Но три голоса одновременно прерывают ее. Мадам Феррюс, Жиль и Жанина говорят хором: нет, нет, не надо, пусть остается здесь, пусть отдыхает, ей надо беречь себя.
-- Я словно футляр с драгоценностью, -- усмехается Вероника. -- Во мне, значит, будущее рода.
-- В каждом ребенке, который должен родиться, -- мило говорит мосье Феррюс, -- заключено будущее рода.
Мадемуазель Феррюс на время прерывает дискуссию о международном положении.
-- Вы уже выбрали? -- спрашивает она.
-- Что выбрала?
-- Как что? Имя! Пора, пора...
-- У нас, кажется, есть еще несколько месяцев впереди.
-- Я придумала несколько имен. Но не уверена, что предложу их вам. Вам, молодым, так трудно угодить. Вам ничего не нравится.
-- А все-таки?
-- Что бы вы сказали, -- решается наконец мадемуазель Феррюс, преодолевая свое недоверие, -- ...о Тибальде? По-моему, это чрезвычайно красивое имя для мальчика.
-- Да, именно для мальчика, -- подхватывает Жиль. -- Девочке оно куда меньше подходит.
-- Боже, до чего ты глуп! Что за школьные шутки!
-- Тибальд как-то отдает средневековьем, -- замечает Жанина.
-- Ну и что же? Во всяком случае, это очень изысканное имя. Одного из наследников французского престола зовут Тибальд.
-- Вот это довод! -- говорит мосье Феррюс. -- Но боюсь, что это имя для нас слишком шикарно. А вы что скажете, Вероника?
-- Я с вами согласна. Явно слишком шикарно.
Час спустя за завтраком мадемуазель Феррюс снова пытается отстоять свой приоритет по части имен.

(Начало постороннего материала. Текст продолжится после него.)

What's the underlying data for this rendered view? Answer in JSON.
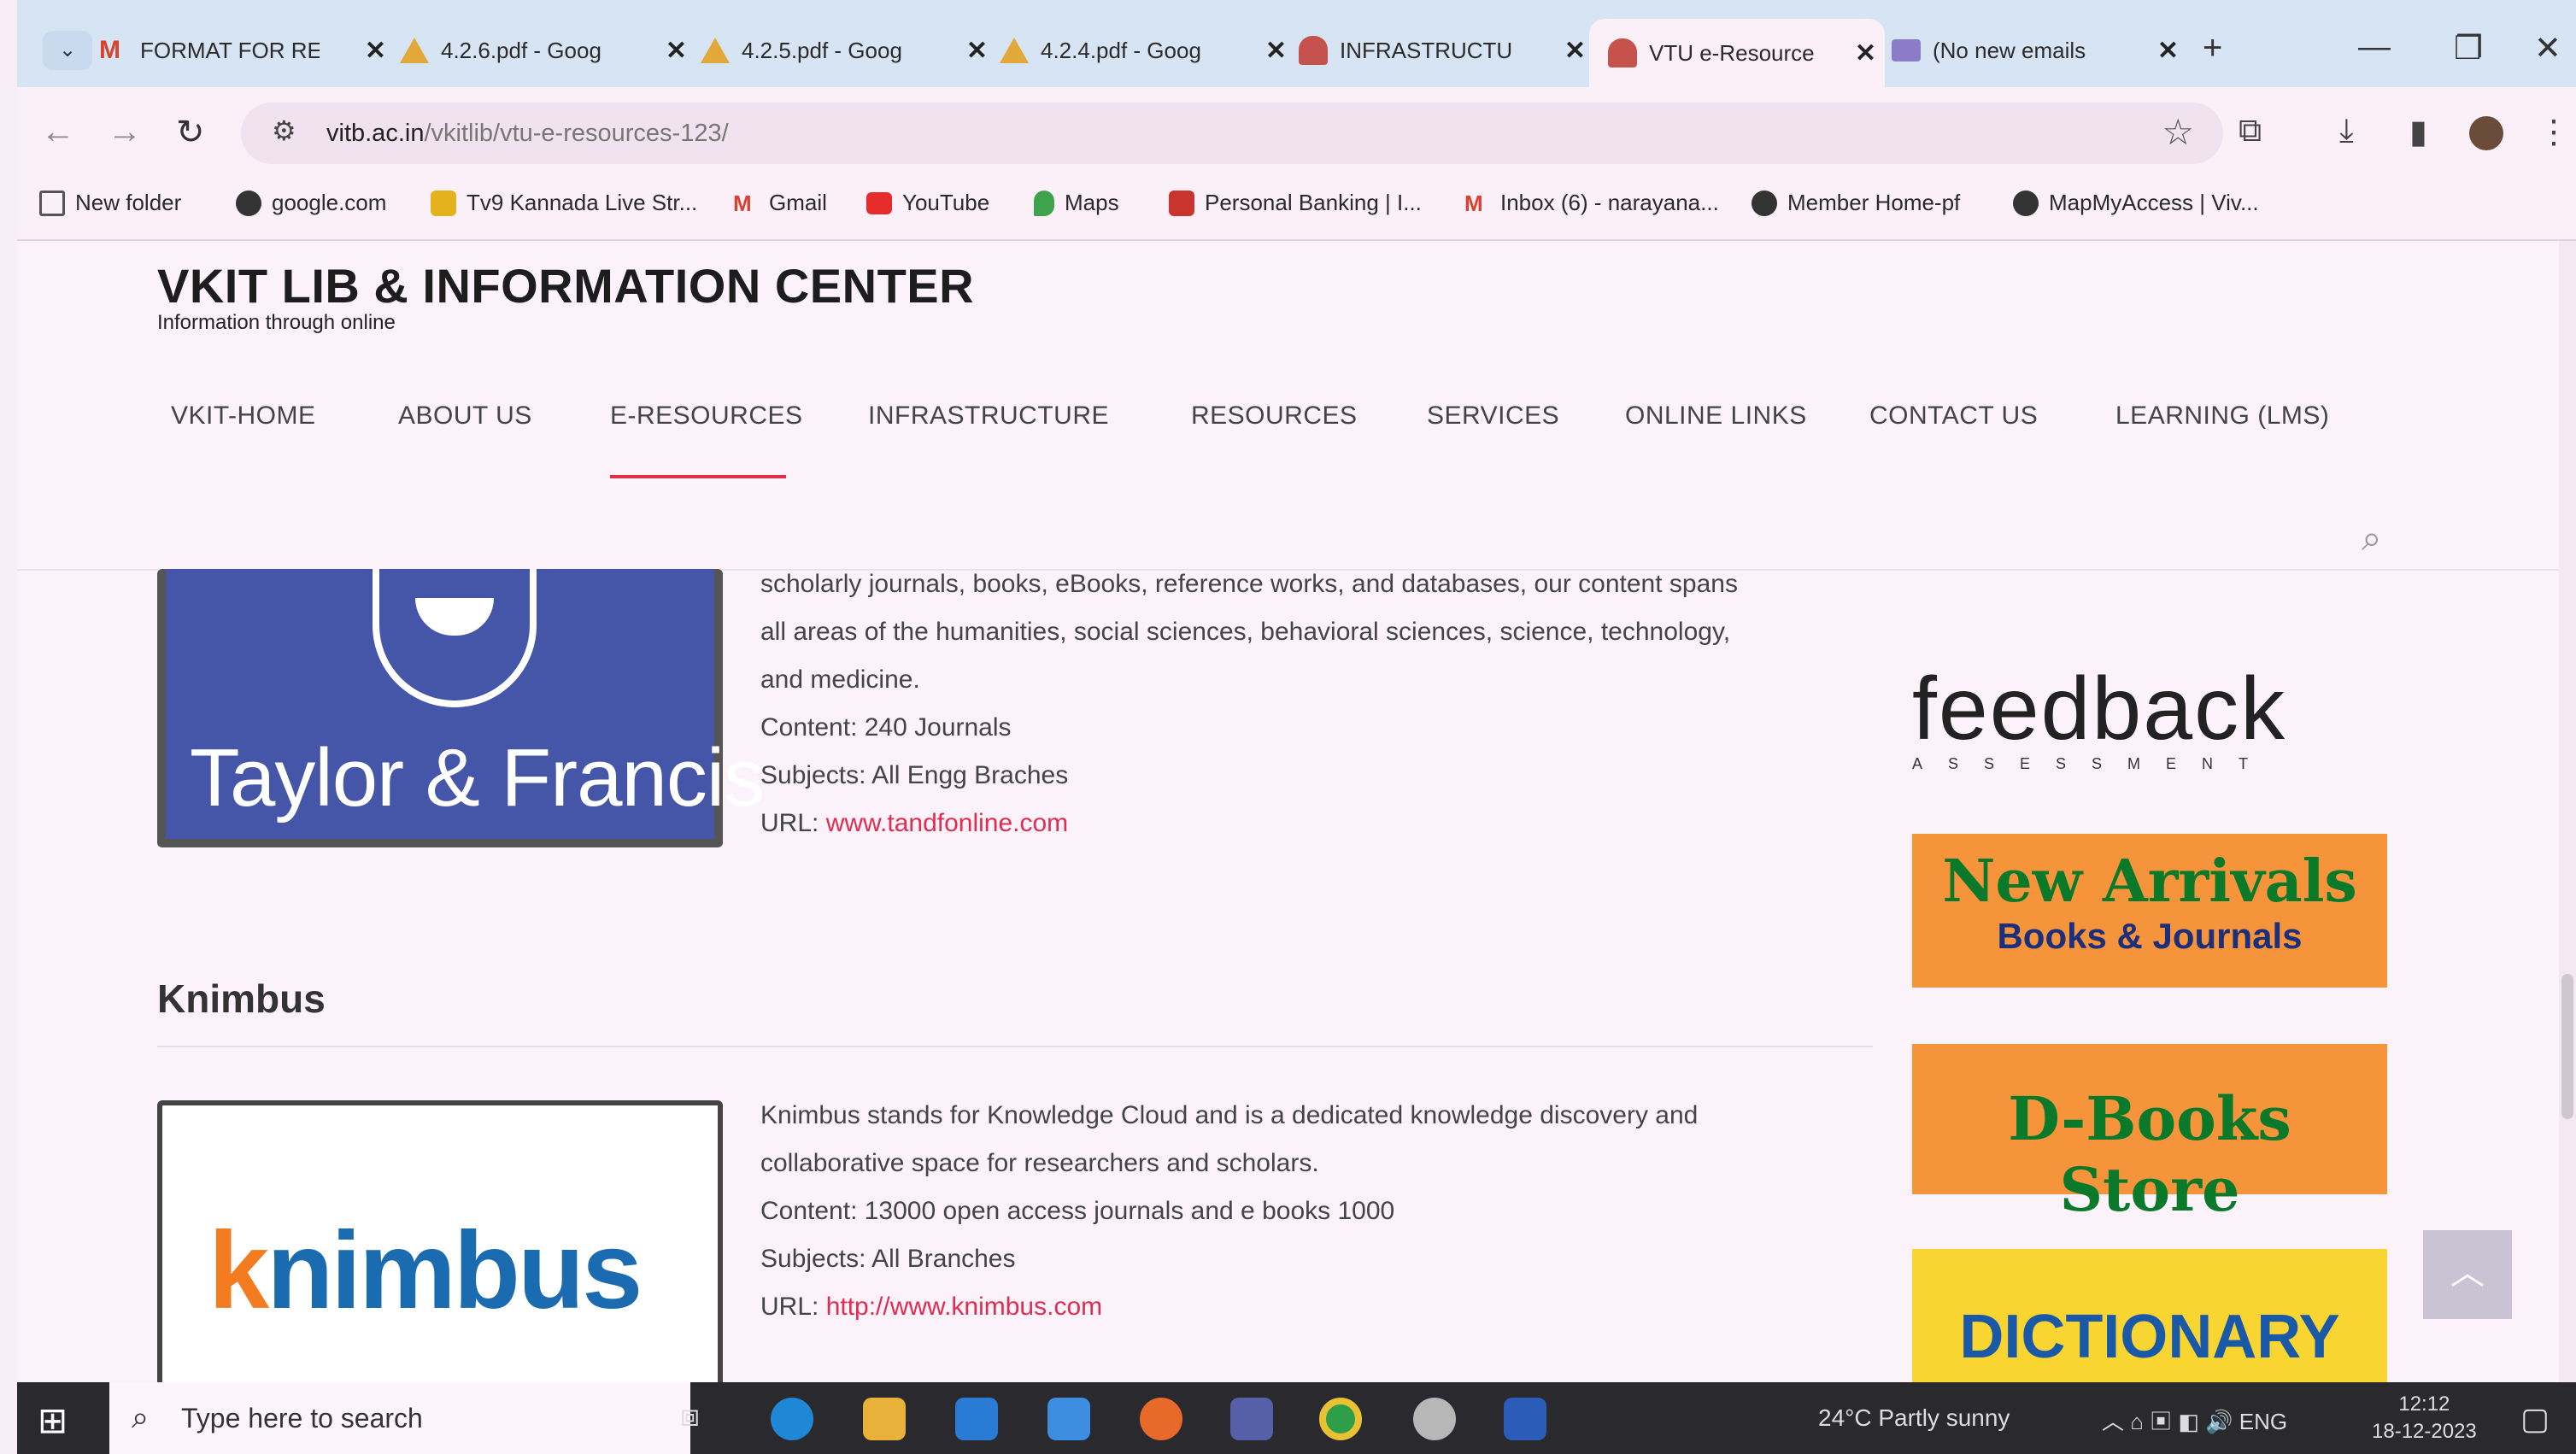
{
  "browser": {
    "tabs": [
      {
        "label": "FORMAT FOR RE",
        "icon": "gmail-icon"
      },
      {
        "label": "4.2.6.pdf - Goog",
        "icon": "drive-icon"
      },
      {
        "label": "4.2.5.pdf - Goog",
        "icon": "drive-icon"
      },
      {
        "label": "4.2.4.pdf - Goog",
        "icon": "drive-icon"
      },
      {
        "label": "INFRASTRUCTU",
        "icon": "site-icon"
      },
      {
        "label": "VTU e-Resource",
        "icon": "site-icon"
      },
      {
        "label": "(No new emails",
        "icon": "mail-icon"
      }
    ],
    "active_tab": 5,
    "url_host": "vitb.ac.in",
    "url_path": "/vkitlib/vtu-e-resources-123/",
    "bookmarks": [
      "New folder",
      "google.com",
      "Tv9 Kannada Live Str...",
      "Gmail",
      "YouTube",
      "Maps",
      "Personal Banking | I...",
      "Inbox (6) - narayana...",
      "Member Home-pf",
      "MapMyAccess | Viv..."
    ]
  },
  "site": {
    "title": "VKIT LIB & INFORMATION CENTER",
    "tagline": "Information through online",
    "menu": [
      "VKIT-HOME",
      "ABOUT US",
      "E-RESOURCES",
      "INFRASTRUCTURE",
      "RESOURCES",
      "SERVICES",
      "ONLINE LINKS",
      "CONTACT US",
      "LEARNING (LMS)"
    ],
    "active_menu": "E-RESOURCES"
  },
  "resources": [
    {
      "logo_text": "Taylor & Francis",
      "desc_lines": [
        "scholarly journals, books, eBooks, reference works, and databases, our content spans",
        "all areas of the humanities, social sciences, behavioral sciences, science, technology,",
        "and medicine."
      ],
      "content": "Content: 240 Journals",
      "subjects": "Subjects: All Engg Braches",
      "url_label": "URL: ",
      "url": "www.tandfonline.com"
    },
    {
      "heading": "Knimbus",
      "logo_k": "k",
      "logo_rest": "nimbus",
      "desc_lines": [
        "Knimbus stands for Knowledge Cloud and is a dedicated knowledge discovery and",
        "collaborative space for researchers and scholars."
      ],
      "content": "Content: 13000 open access journals and e books 1000",
      "subjects": "Subjects: All Branches",
      "url_label": "URL: ",
      "url": "http://www.knimbus.com"
    }
  ],
  "sidebar": {
    "feedback": "feedback",
    "feedback_sub": "ASSESSMENT",
    "new_arrivals": "New Arrivals",
    "new_arrivals_sub": "Books & Journals",
    "dbooks": "D-Books Store",
    "dictionary": "DICTIONARY"
  },
  "taskbar": {
    "search_placeholder": "Type here to search",
    "weather": "24°C  Partly sunny",
    "lang": "ENG",
    "time": "12:12",
    "date": "18-12-2023"
  },
  "colors": {
    "accent": "#e0304a",
    "tf_blue": "#4555a8",
    "orange": "#f5943b",
    "yellow": "#f8d530"
  }
}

-- Ну а как бы вы отнеслись к Бертранде?
Семья за столом словно окаменела. Наконец Жиль решается:
-- Боюсь, что это имя трудновато выговорить.

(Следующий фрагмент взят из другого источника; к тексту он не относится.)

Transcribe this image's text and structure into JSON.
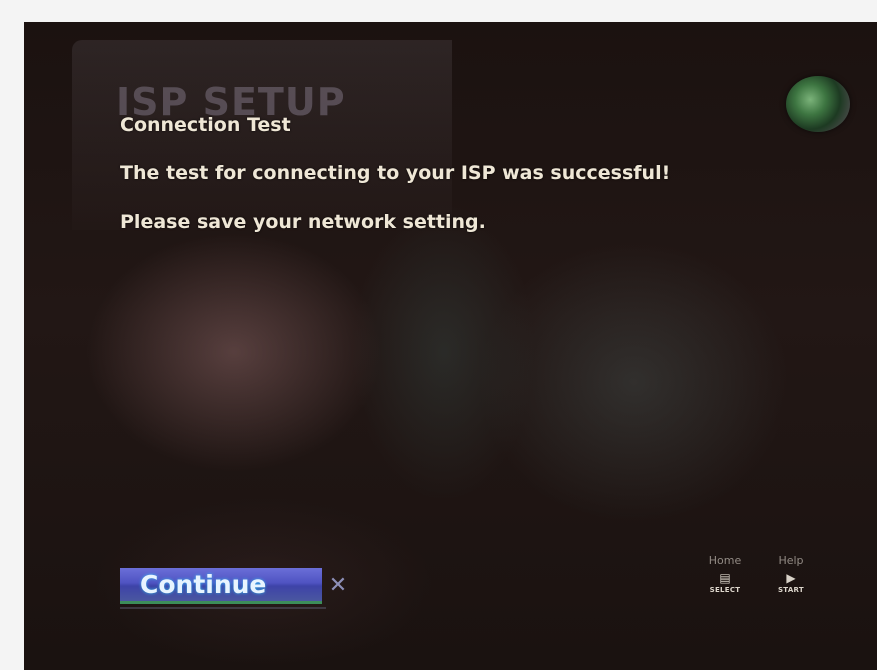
{
  "screen": {
    "watermark": "ISP SETUP",
    "title": "Connection Test",
    "status_message": "The test for connecting to your ISP was successful!",
    "instruction": "Please save your network setting."
  },
  "actions": {
    "continue_label": "Continue",
    "cancel_glyph": "✕"
  },
  "remote_hints": {
    "home_label": "Home",
    "home_key": "SELECT",
    "home_glyph": "▤",
    "help_label": "Help",
    "help_key": "START",
    "help_glyph": "▶"
  },
  "colors": {
    "button": "#5357c9",
    "text": "#efe7d6",
    "status_orb": "#3d7541"
  },
  "icons": [
    "status-orb-icon",
    "close-icon",
    "select-button-icon",
    "start-button-icon"
  ]
}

-- А что, это имя тоже в ходу у членов королевской фамилии? -осторожно осведомляется мосье Феррюс.
-- Насколько мне известно -- нет. Погодите, сейчас вспомню... Девочек зовут Изабелла, Клод.
-- Скажи, папа, правда, что граф Парижский мог бы сменить де Голля? Я читала в "Пари-матч", что он котируется как дофин.
-- Маловероятно, детка. Франция вряд ли пошла бы на...
Мадемуазель Феррюс воинственно вскидывает голову:
-- Почему вряд ли? Скажите на милость!..
-- У тети Мирей культ королевской семьи, -- шепчет мосье Феррюс, наклоняясь к снохе, словно доверяя ей тайну.
-- Ну, насчет культа ты преувеличиваешь! Но нельзя отрицать, что все они воистину порядочные люди. Я уверена, что граф Парижский правил бы страной не хуже любого современного политикана. Что ни говорите, а он все-таки последняя ветвь...
-- Да будь он хоть деревом, что из того? -- перебивает Жиль.
-- Вероника, вы любите сельдерей? -- вдруг спрашивает мадам Феррюс. Ее высказывания, вызванные какими-то смутными ассоциациями, часто бывают неожиданными. -- Я подумала, что, может быть, сегодня к ужину... Говорят, это очень полезно.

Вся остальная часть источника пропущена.